Transcription initiation by RNA polymerase II (RNA Pol II) requires preinitiation complex (PIC) assembly at gene promoters. In the dynamic nucleus, where thousands of promoters are broadly distributed in chromatin, it is unclear how multiple individual components converge on any target to establish the PIC. Here we use live-cell, single-molecule tracking in S. cerevisiae to visualize constrained exploration of the nucleoplasm by PIC components and Mediator's key role in guiding this process.
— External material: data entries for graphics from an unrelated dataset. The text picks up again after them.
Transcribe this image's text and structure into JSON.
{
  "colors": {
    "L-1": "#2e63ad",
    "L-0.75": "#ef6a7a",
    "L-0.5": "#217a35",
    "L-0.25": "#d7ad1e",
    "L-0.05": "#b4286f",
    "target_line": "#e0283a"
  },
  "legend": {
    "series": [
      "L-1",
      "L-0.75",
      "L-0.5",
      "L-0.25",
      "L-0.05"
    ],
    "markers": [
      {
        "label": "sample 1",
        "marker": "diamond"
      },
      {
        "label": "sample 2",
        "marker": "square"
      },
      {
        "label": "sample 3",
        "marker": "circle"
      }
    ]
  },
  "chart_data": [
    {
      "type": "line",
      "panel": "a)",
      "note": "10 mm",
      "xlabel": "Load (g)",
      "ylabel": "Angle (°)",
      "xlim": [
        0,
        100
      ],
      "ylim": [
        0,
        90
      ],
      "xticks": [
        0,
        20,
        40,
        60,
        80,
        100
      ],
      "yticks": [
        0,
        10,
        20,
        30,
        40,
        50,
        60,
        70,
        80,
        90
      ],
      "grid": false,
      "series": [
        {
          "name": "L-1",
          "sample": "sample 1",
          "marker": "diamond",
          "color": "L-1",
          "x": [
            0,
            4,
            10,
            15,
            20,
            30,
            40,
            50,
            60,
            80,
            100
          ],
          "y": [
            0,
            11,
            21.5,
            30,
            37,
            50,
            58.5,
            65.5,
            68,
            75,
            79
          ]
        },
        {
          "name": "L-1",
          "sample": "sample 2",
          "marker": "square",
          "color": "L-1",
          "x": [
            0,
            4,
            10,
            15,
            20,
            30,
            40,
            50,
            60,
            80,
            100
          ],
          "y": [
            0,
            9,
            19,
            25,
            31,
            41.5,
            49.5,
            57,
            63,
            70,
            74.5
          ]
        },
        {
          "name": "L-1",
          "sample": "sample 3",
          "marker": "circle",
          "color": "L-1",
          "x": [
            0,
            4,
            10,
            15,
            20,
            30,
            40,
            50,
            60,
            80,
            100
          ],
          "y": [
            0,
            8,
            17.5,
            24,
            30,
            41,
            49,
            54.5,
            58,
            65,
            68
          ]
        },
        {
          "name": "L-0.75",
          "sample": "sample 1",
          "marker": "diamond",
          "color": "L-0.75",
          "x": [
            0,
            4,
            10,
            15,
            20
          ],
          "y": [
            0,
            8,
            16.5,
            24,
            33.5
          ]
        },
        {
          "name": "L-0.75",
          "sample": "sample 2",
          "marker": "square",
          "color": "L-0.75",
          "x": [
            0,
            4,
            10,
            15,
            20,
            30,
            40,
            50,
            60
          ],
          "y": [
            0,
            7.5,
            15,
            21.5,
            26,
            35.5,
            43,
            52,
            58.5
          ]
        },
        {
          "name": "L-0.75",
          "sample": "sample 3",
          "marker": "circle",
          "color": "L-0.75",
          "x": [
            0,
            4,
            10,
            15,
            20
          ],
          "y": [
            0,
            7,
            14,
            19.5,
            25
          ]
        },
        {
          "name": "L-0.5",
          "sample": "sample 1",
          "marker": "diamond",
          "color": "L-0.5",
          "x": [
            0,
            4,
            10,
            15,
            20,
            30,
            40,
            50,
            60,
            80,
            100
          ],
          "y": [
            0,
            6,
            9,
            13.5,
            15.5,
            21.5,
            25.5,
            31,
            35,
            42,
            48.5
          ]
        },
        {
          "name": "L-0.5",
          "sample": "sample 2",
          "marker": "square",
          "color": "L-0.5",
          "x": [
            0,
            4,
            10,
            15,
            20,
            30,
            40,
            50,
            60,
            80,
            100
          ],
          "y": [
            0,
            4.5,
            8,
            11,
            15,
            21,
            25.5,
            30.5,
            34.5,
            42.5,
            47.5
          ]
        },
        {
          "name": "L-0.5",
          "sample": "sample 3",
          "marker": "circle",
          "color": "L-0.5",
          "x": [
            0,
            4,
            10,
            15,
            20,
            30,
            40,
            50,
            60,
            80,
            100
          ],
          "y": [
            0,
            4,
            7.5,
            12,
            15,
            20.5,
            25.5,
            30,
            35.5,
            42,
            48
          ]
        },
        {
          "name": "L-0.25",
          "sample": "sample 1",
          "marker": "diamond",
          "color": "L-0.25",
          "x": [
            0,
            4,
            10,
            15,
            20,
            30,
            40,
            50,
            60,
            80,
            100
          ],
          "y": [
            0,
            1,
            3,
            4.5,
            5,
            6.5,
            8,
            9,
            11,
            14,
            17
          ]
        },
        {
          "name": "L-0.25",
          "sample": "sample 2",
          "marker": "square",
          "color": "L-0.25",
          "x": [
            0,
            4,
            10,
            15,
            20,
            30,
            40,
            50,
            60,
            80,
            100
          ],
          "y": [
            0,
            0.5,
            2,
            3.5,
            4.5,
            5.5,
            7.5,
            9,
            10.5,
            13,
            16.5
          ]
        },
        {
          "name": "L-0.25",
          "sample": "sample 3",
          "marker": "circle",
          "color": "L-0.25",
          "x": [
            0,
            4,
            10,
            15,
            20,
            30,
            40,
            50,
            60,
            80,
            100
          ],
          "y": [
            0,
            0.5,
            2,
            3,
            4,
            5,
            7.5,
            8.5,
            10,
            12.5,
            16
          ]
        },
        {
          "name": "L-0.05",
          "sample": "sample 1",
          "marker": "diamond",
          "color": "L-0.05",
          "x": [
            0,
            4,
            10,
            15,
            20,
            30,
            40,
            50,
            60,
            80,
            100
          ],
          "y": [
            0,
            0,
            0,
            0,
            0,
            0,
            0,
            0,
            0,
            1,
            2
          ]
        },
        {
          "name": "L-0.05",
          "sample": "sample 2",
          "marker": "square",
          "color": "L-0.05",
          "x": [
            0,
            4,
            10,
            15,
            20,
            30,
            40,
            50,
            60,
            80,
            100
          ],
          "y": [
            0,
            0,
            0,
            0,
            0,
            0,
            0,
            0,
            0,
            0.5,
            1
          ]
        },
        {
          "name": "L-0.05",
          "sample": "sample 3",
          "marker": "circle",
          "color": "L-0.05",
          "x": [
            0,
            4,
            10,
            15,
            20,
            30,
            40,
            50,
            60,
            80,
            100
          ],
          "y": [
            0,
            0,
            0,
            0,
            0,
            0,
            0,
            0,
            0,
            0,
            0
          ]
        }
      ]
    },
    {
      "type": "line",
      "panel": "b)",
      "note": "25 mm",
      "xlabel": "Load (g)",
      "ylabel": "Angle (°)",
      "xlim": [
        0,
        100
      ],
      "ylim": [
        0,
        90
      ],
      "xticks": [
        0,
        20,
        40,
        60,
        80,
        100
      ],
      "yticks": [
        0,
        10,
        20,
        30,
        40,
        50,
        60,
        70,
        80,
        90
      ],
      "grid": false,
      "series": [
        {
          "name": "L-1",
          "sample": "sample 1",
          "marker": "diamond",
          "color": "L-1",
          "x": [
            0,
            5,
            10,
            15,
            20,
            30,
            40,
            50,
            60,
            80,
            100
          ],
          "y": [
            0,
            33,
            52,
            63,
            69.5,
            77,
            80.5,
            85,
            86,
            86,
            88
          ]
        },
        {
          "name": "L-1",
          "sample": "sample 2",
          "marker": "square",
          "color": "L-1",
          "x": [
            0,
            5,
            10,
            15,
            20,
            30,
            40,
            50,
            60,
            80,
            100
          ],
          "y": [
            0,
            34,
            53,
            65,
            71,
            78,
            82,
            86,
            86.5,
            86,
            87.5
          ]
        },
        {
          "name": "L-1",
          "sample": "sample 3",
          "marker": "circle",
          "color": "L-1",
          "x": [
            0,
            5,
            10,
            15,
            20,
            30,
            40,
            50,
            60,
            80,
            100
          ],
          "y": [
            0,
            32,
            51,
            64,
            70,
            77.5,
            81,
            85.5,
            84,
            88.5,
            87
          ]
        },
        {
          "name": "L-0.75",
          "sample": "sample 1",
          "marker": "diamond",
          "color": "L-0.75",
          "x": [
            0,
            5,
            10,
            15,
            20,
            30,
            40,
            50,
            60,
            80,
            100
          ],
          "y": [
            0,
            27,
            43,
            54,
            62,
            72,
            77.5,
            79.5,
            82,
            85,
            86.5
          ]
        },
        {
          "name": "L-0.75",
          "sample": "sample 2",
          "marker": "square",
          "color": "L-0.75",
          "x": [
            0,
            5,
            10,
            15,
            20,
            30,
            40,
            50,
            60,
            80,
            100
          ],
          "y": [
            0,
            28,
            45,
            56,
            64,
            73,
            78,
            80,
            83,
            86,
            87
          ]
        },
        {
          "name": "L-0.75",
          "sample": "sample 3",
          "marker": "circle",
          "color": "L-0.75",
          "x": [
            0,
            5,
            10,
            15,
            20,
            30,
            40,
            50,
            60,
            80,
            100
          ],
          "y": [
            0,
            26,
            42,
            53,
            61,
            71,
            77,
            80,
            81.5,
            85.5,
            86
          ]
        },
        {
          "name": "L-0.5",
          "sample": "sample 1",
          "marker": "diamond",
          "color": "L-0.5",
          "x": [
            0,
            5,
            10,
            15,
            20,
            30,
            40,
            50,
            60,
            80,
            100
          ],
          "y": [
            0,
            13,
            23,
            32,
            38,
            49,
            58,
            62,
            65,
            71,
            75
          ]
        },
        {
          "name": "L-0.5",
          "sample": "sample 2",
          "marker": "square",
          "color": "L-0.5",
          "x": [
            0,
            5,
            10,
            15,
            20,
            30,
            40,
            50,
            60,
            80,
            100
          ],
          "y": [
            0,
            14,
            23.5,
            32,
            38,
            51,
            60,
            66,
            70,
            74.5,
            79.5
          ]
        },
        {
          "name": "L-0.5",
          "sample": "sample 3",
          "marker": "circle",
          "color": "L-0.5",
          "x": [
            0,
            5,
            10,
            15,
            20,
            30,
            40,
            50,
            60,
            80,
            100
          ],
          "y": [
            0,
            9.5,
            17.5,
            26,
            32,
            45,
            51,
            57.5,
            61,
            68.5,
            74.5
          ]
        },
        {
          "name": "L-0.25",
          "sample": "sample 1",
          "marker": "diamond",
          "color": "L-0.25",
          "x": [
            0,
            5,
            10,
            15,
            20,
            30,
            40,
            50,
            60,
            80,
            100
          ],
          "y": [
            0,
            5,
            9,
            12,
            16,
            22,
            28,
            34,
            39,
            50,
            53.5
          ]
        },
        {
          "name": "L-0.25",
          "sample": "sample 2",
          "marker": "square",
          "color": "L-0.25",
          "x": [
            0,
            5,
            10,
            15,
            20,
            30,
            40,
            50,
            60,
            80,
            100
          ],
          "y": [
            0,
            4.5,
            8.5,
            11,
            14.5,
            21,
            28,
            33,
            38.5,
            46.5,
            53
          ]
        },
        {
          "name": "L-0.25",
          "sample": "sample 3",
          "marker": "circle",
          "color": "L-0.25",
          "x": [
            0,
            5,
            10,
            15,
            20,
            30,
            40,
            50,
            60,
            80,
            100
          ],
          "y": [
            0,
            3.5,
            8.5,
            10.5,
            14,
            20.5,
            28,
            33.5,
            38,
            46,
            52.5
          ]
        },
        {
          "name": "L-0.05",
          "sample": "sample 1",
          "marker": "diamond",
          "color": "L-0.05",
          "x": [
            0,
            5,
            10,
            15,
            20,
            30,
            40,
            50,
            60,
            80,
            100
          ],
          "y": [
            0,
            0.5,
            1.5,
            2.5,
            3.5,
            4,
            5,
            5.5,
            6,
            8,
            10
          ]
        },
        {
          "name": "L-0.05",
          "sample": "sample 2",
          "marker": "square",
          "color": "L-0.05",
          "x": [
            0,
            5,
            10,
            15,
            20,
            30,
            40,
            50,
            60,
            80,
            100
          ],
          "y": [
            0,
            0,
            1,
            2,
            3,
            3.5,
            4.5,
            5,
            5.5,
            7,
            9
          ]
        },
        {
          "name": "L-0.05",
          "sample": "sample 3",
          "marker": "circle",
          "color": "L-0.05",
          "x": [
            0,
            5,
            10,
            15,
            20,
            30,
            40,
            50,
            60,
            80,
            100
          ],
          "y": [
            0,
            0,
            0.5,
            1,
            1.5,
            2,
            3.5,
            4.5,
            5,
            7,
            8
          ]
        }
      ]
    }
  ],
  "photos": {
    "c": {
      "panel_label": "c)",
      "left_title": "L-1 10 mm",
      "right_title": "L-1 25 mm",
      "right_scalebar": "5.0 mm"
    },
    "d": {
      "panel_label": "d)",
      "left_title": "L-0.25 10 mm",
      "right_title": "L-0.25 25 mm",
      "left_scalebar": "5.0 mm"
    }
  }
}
On chromatin, TFIID/TATA-binding protein (TBP), Mediator, and RNA Pol II instruct assembly of a short-lived PIC, which occurs infrequently but efficiently within a few seconds on average. Moreover, PIC exclusion by nucleosome encroachment underscores regulated promoter accessibility by chromatin remodeling. Thus, coordinated nuclear exploration and recruitment to accessible targets underlies dynamic PIC establishment in yeast. Our study provides a global spatiotemporal model for transcription initiation in live cells.